TbF to TWOK heard similar stories via my pal's FAI contact re. Trapp being 'prematurely senile' which we would usually dismiss, so the tone of his story rings true.
The way it was explained was that Trapattoni thought Cox was starting every week for West Brom and scoring goals and Long was the squad player at West Brom who often times wasn't even making the bench.
He thought Marc Wilson was Keith Treacy and vice-versa.
There were a few other gems but the Cox and Long anecdote was the only really interesting thing that he parted with.
Last edited by TheOneWhoKnocks; 09/03/2014 at 10:41 PM.
Right, and when they both turned up for training and Cox was clearly not the guy playing every week, what did he do? And when Cox moved to Forest, did Trapattoni still think he was started for West Brom every week? Or, possibly, maybe he got them mixed up every now and then but when it came to picking his team he knew who he wanted. Managers mix up players' names all the time - Bobby Robson was famous for it - but they're also pretty good at judging the game when the players are right in front of them.
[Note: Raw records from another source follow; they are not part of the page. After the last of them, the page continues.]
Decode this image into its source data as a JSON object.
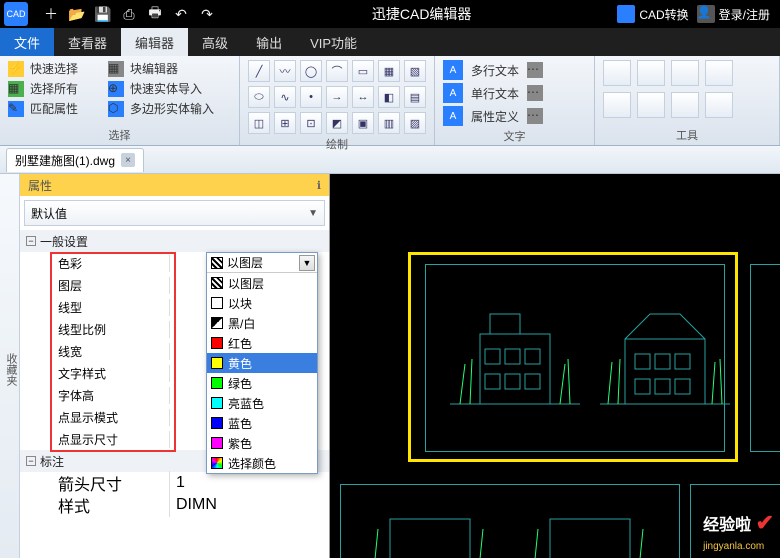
{
  "titlebar": {
    "app_icon_text": "CAD",
    "title": "迅捷CAD编辑器",
    "convert_label": "CAD转换",
    "login_label": "登录/注册"
  },
  "menu": {
    "file": "文件",
    "viewer": "查看器",
    "editor": "编辑器",
    "advanced": "高级",
    "output": "输出",
    "vip": "VIP功能"
  },
  "ribbon": {
    "select_group": {
      "quick_select": "快速选择",
      "block_editor": "块编辑器",
      "select_all": "选择所有",
      "quick_import": "快速实体导入",
      "match_prop": "匹配属性",
      "poly_input": "多边形实体输入",
      "label": "选择"
    },
    "draw_group": {
      "label": "绘制"
    },
    "text_group": {
      "mtext": "多行文本",
      "stext": "单行文本",
      "attr_def": "属性定义",
      "label": "文字"
    },
    "tool_group": {
      "label": "工具"
    }
  },
  "file_tab": {
    "name": "别墅建施图(1).dwg"
  },
  "favorites_label": "收藏夹",
  "properties": {
    "header": "属性",
    "pin": "ℹ",
    "default": "默认值",
    "section_general": "一般设置",
    "rows": {
      "color": "色彩",
      "layer": "图层",
      "linetype": "线型",
      "ltscale": "线型比例",
      "lineweight": "线宽",
      "textstyle": "文字样式",
      "textheight": "字体高",
      "pointstyle": "点显示模式",
      "pointsize": "点显示尺寸"
    },
    "section_annotation": "标注",
    "arrowsize_label": "箭头尺寸",
    "arrowsize_value": "1",
    "style_label": "样式",
    "style_value": "DIMN"
  },
  "color_dropdown": {
    "current": "以图层",
    "options": [
      {
        "key": "bylayer",
        "label": "以图层"
      },
      {
        "key": "byblock",
        "label": "以块"
      },
      {
        "key": "bw",
        "label": "黑/白"
      },
      {
        "key": "red",
        "label": "红色",
        "color": "#ff0000"
      },
      {
        "key": "yellow",
        "label": "黄色",
        "color": "#ffff00"
      },
      {
        "key": "green",
        "label": "绿色",
        "color": "#00ff00"
      },
      {
        "key": "cyan",
        "label": "亮蓝色",
        "color": "#00ffff"
      },
      {
        "key": "blue",
        "label": "蓝色",
        "color": "#0000ff"
      },
      {
        "key": "magenta",
        "label": "紫色",
        "color": "#ff00ff"
      },
      {
        "key": "choose",
        "label": "选择颜色"
      }
    ],
    "selected_index": 4
  },
  "watermark": {
    "main": "经验啦",
    "sub": "jingyanla.com"
  }
}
Last edited by TheOneWhoKnocks; 09/03/2014 at 10:49 PM.
I imagine he'd be able to tell them apart once he saw them in training and said to himself "this Cox fella hasn't won a header all day" or "this Long fella has won a lot of headers today". It's the little details that give these things away.
Are you prepared, in any shape or form, to accept that maybe you and your mate is being had on?
Trap once confused TOWK with Piers Morgan.
No Somos muchos pero estamos locos.
I don't know the player in question but my mate is good friends with him and his family going back to secondary school. We may have been had but I don't know why the player in question would make such a statement to my friend if it wasn't true. My friend was adamant that he was serious.
I'm going to ask him about it again actually.
Can you ask him if Trap has ever ate in Crackbird? I heard that he wandered in there looking for a steak sandwich and nobody, not even Tardelli, could convince him it was a chicken place.
No Somos muchos pero estamos locos.
Anybody who knows football players knows they like to wind people up - it's part of the culture of football. At least the ones that don't take themselves too seriously do anyway. Cases of confused identity aren't uncommon in football, but not on the scale your friend is suggesting. If what you're suggesting is true, Trap is the greatest manager of all time, able to put out a time consisting in part of players he doesn't even know and still make it to a major finals. The suspension of disbelief that requires is staggering.
He might have wound me up because I would have just been a random fan (and it's easy to wind me up) but my mate is actually really close with him and I don't know why he would lie to me.
I would find it hard to believe but slapstick things have happened with Wilson, Treacy, Walters, Andy Reid and Kelly so it's not by any means a wild stretch of the imagination.
I never exaggerated. Trapattoni did know all the key players. It was the fringe players whose identities he had trouble remembering.
Because it's funny! People around here wind each other up all the time and most of us don't know one another.
Look, I have no doubt that Trap does mix people up - in fact, he has done it in public as you've said. Again, look up Bobby Robson and all the mix-ups that he's been involved in. Even when he was far from old age, he was confusing his own players. Some of the stories attributed to him are probably exaggerated too, but there's a grain of truth there too. Nevertheless, Robson was a great coach who could instantly tell whether a player was doing the job or not, and he's not going to confuse two very different players like Cox and Long on the pitch, regardless of whether he confuses their names or mixes one up with the other on a particular DVD.
I don't think the player was on a wind-up (a) because of the close friendship and (b) my mate says he is the dryest sh*te this side of the Sahara.